Case contributed by UoE Radiology

Presentation

Sudden onset headache. Disorientation, confusion. No previous imaging.

Patient Data

Age: 80
Gender: Female

Diffuse hyperdensity throughout the basal cistern, interhemispheric fissure and sylvian fissures.

Also small left subdural collection, also likely representing blood.

Incidental calcification left basal ganglia.

SUMMARY Subarachnoid haemorrhage.  Suggest further imaging to identify possible underlying aneurysm.

CT

Follow up study (five days)

Follow up scan five days later shows some improvement.

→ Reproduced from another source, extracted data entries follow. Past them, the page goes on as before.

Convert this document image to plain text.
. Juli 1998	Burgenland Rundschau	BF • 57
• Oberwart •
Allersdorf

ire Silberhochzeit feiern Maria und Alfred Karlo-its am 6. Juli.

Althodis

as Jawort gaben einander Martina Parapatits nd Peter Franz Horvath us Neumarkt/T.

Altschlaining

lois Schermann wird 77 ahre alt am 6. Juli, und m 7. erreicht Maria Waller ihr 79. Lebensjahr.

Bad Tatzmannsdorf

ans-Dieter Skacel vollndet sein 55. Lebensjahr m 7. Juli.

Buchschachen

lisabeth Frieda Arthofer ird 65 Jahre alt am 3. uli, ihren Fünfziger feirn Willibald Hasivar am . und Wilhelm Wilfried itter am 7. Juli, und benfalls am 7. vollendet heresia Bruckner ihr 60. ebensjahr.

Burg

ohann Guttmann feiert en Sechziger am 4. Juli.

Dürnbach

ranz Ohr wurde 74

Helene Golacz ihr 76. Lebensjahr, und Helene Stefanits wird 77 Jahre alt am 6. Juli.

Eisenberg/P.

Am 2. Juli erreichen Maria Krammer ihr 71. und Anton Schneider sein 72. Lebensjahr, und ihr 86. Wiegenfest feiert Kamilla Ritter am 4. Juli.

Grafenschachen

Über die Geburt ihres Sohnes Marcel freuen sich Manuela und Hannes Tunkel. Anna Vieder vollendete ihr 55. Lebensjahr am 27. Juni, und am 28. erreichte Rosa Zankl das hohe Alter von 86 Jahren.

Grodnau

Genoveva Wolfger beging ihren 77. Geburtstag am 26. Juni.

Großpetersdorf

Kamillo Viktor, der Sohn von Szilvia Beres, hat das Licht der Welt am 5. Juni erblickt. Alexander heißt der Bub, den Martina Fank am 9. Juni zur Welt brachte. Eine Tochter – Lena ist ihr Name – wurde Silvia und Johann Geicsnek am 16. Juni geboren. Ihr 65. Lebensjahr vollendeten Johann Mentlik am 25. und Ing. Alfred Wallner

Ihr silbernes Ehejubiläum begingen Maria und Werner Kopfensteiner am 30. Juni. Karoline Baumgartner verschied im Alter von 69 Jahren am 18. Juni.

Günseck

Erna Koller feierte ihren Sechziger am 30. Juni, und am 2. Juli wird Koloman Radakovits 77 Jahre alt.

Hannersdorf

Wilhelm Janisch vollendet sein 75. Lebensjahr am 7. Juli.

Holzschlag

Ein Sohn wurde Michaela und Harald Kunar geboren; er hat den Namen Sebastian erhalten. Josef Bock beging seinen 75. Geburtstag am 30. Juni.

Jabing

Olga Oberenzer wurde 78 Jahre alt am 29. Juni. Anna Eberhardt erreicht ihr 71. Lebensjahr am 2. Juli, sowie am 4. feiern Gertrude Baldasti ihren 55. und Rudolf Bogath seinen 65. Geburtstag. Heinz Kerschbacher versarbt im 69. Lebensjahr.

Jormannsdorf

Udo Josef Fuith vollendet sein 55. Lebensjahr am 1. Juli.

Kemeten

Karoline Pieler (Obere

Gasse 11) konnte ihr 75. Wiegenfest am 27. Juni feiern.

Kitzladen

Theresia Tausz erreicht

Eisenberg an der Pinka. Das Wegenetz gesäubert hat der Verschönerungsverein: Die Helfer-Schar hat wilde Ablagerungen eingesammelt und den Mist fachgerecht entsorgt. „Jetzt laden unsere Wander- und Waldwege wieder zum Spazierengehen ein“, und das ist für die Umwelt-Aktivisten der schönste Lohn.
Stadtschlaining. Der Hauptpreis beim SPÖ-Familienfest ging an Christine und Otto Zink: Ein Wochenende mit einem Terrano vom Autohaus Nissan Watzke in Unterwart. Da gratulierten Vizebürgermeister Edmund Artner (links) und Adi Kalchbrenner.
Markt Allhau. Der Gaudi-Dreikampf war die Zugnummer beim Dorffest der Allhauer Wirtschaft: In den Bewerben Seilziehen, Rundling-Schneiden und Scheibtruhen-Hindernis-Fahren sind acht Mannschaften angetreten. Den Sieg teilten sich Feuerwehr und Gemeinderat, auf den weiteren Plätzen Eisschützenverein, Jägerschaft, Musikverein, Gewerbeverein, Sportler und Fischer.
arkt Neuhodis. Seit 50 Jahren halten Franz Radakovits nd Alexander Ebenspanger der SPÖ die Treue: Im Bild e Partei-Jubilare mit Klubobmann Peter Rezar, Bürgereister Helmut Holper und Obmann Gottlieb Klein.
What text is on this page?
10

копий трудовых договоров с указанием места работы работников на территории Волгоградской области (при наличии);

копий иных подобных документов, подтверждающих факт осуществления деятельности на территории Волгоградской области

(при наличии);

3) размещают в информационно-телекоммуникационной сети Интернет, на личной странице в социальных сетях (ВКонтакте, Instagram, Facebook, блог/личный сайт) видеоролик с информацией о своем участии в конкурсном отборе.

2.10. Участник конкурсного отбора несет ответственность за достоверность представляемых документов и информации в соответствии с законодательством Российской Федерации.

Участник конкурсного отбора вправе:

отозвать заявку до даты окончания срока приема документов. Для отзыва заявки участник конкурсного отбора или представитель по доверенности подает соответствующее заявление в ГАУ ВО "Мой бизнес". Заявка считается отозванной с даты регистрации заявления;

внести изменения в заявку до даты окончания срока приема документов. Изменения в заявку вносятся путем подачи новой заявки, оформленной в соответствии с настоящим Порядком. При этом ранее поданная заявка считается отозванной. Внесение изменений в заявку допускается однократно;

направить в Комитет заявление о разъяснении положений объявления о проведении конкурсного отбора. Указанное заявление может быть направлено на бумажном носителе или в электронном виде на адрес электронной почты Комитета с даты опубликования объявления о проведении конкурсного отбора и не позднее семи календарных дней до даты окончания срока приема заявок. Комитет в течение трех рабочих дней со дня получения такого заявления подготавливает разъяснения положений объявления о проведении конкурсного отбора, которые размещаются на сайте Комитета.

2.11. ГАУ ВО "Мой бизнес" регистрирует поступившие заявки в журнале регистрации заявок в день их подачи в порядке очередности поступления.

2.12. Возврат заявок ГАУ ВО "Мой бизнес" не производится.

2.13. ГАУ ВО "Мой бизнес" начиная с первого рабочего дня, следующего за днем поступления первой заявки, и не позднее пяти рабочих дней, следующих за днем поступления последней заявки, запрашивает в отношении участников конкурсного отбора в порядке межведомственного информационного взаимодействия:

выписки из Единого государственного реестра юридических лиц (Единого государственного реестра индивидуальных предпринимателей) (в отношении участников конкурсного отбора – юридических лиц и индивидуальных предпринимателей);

The subarachnoid blood is less dense suggesting partial reabsorption of blood products.

Bulky appearance to anterior communicating artery (ACOM) but no angiographic sequences performed.

Case Discussion

This is a case of subarachnoid haemorrhage.  These typically present in the elderly with "thunderclap" headache and altered neurological status. The underlying cause is usually an arterial aneurysm which allows blood into the subarachnoid space irritating the brain linings.  Trauma is another cause.

CT is the best imaging modality to show acute bleeds and any major mass effect from them.

These patients require neurosurgical management or review, along with aggressive hydration and blood pressure control while preserving cerebral blood flow.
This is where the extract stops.